Ada benarnya, tetapi manusia tetap harus mendorong batas kemampuan
Video LK-99 dari Thunderf00t lucu karena ia mengatakan hal yang tidak disoroti orang lain. Alasan sederhana mengapa hampir semua aplikasi superkonduktor tidak memakai superkonduktor suhu tinggi adalah sifat material
Sebagian besar superkonduktor suhu tinggi, termasuk LK-99, adalah keramik. Ia memang berasumsi LK-99 adalah superkonduktor suhu tinggi, tetapi menurut saya ia tidak dalam posisi untuk mengatakan mana yang benar. Misalnya, superkonduktor yang dipakai di LHC bukan seperti itu; materialnya logam sehingga bisa dibentuk sesuai bentuk yang dibutuhkan. Berbeda dengan keramik yang harus dibuat dalam bentuk itu sejak awal, tidak diperlukan superkonduktor lain yang menyambungkan potongan-potongannya seperti lem. Material seperti itu tidak kita miliki. Poin ini saja sudah membuat LK-99 mau tidak mau masuk kategori “keren tetapi tidak terlalu berguna”, dan sebagian besar kegunaan yang benar-benar menarik adalah untuk struktur besar, bukan benda kecil
Jika mendengar “pita HTS generasi ke-2”, itulah yang dimaksud. AMSC dan SuperPower memproduksinya dalam satuan mil. https://duckduckgo.com/?t=ffab&q=superconducting+tape&iax=im...
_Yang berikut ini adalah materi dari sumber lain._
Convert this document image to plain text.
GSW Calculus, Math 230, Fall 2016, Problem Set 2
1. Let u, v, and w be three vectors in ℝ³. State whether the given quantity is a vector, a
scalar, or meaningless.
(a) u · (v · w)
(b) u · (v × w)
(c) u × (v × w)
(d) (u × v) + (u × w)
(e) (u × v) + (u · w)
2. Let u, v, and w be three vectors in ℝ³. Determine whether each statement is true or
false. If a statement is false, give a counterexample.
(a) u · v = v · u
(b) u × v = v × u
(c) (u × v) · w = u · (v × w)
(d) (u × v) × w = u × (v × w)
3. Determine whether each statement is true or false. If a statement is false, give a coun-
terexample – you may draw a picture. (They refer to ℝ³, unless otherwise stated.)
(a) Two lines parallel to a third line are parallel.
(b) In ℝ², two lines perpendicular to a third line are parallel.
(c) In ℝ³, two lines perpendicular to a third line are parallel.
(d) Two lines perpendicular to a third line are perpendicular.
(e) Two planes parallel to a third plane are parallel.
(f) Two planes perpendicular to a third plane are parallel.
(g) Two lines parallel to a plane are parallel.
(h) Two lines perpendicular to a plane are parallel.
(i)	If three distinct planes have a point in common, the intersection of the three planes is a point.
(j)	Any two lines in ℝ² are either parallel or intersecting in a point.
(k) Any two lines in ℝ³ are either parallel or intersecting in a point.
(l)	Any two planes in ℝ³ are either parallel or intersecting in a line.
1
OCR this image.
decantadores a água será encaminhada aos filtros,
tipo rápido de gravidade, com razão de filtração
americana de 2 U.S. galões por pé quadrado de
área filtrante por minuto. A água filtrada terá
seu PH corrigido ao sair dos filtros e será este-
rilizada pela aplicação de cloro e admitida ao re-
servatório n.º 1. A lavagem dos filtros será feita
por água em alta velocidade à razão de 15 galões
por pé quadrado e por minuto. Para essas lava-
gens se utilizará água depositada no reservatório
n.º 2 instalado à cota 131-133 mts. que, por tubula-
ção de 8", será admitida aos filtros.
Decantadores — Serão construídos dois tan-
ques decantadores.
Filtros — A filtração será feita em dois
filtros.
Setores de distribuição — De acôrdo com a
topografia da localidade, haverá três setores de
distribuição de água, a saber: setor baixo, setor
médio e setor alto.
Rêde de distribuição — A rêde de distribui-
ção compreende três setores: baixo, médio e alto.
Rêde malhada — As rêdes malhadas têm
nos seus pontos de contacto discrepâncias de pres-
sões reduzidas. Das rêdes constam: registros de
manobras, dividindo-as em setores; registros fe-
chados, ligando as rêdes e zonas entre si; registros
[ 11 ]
Sebagai aturan praktis, superkonduktor suhu tinggi harus bisa didinginkan hanya dengan nitrogen cair. Magnet LHC tidak demikian, dan juga memiliki loop pendinginan helium cair. Istilah “logam” juga tidak terlalu membantu karena dalam ilmu material sering berarti konduktor elektronik dengan densitas keadaan yang tidak nol pada tingkat Fermi. Dengan definisi itu, sebagian keramik juga bersifat logam, dan lawan katanya adalah isolator atau kadang semikonduktor. YBCO, yang kemungkinan besar merupakan superkonduktor suhu tinggi yang paling banyak digunakan, adalah oksida, yaitu keramik, tetapi karena merupakan superkonduktor elektronik, ia bersifat logam. Fakta bahwa ia oksida tidak menghalangi penggunaannya di tempat seperti tokamak berbentuk bola lama. Jadi, dari penjelasannya saja, riset awal orang yang menyebutkan hal ini tentang topik tersebut tampak tidak memadai
Karena itu, klaim bahwa superkonduktor harus bersifat logam atau mudah ditempa agar berguna tidak terlalu masuk akal
Spesifikasi LK-99 terlalu buruk. Kalau memang ada artinya, ia akan menjadi titik awal untuk memahami efek tersebut dan membuat material yang lebih berguna berdasarkan proses fisika dasar yang sama
Material yang dibuat dengan metode dalam makalah itu bukan superkonduktor. Kemungkinannya sangat kecil, tetapi masih ada celah bahwa LK-99 itu sendiri adalah superkonduktor
Namun itu berarti makalah tersebut mungkin tidak menjelaskan metode pembuatannya dengan cukup baik untuk bisa direproduksi dengan benar. Jika sampel para peneliti asli dievaluasi oleh pihak ketiga, kita akan tahu kesimpulannya; sejauh yang saya tahu saat ini setidaknya ada dua tempat yang sedang melakukan pekerjaan itu
Ini mirip situasi ketika ada tersangka pembunuhan, alat pembunuhan, dan sidik jari yang diambil dari TKP. Pada titik ini kemungkinan pelakunya alien luar angkasa masih ada, tetapi orang waras tidak akan memperlakukannya sebagai kemungkinan yang serius
Selain itu, grafik dalam makalah preprint asli hanyalah grafik resistivitas Cu2S. Kini peluang munculnya sains tambahan, selain pekerjaan verifikasi, tampaknya hampir nol
Namun bagi orang awam seperti saya, rasanya perkara ini sekarang harus dianggap selesai. Tidak ada alasan menghabiskan energi untuk terus memperpanjang harapan dan mengikutinya
Menarik melihat sains nyata yang ditelaah sejawat dari laboratorium resmi seperti LLNL dan Fermi nyaris diabaikan, sementara orang-orang mendukung LK-99
Saya tidak tahu harus memaknainya bagaimana, tetapi adegan itulah yang akan paling lama saya ingat dari kehebohan ini
Internet sepertinya mabuk oleh keberhasilan LLM, sampai berharap akan ada terobosan tanpa henti seperti anak-anak yang merasa berhak mendapatkannya
Artikel ini seharusnya juga memasukkan kutipan dari laboratorium India CISR. Mereka juga mencapai titik yang hampir sama pada waktu yang kurang lebih sama dengan beberapa laboratorium AS https://arxiv.org/abs/2308.03544
Mungkin karena jurnalisnya menghubungi orang-orang yang paling mudah dimintai komentar
Apakah masih ada kemungkinan LK-99 berguna dengan cara lain karena sifat tertentu yang sudah dikonfirmasi? Atau dari sudut pandang kegunaan, semuanya hanya kekeliruan?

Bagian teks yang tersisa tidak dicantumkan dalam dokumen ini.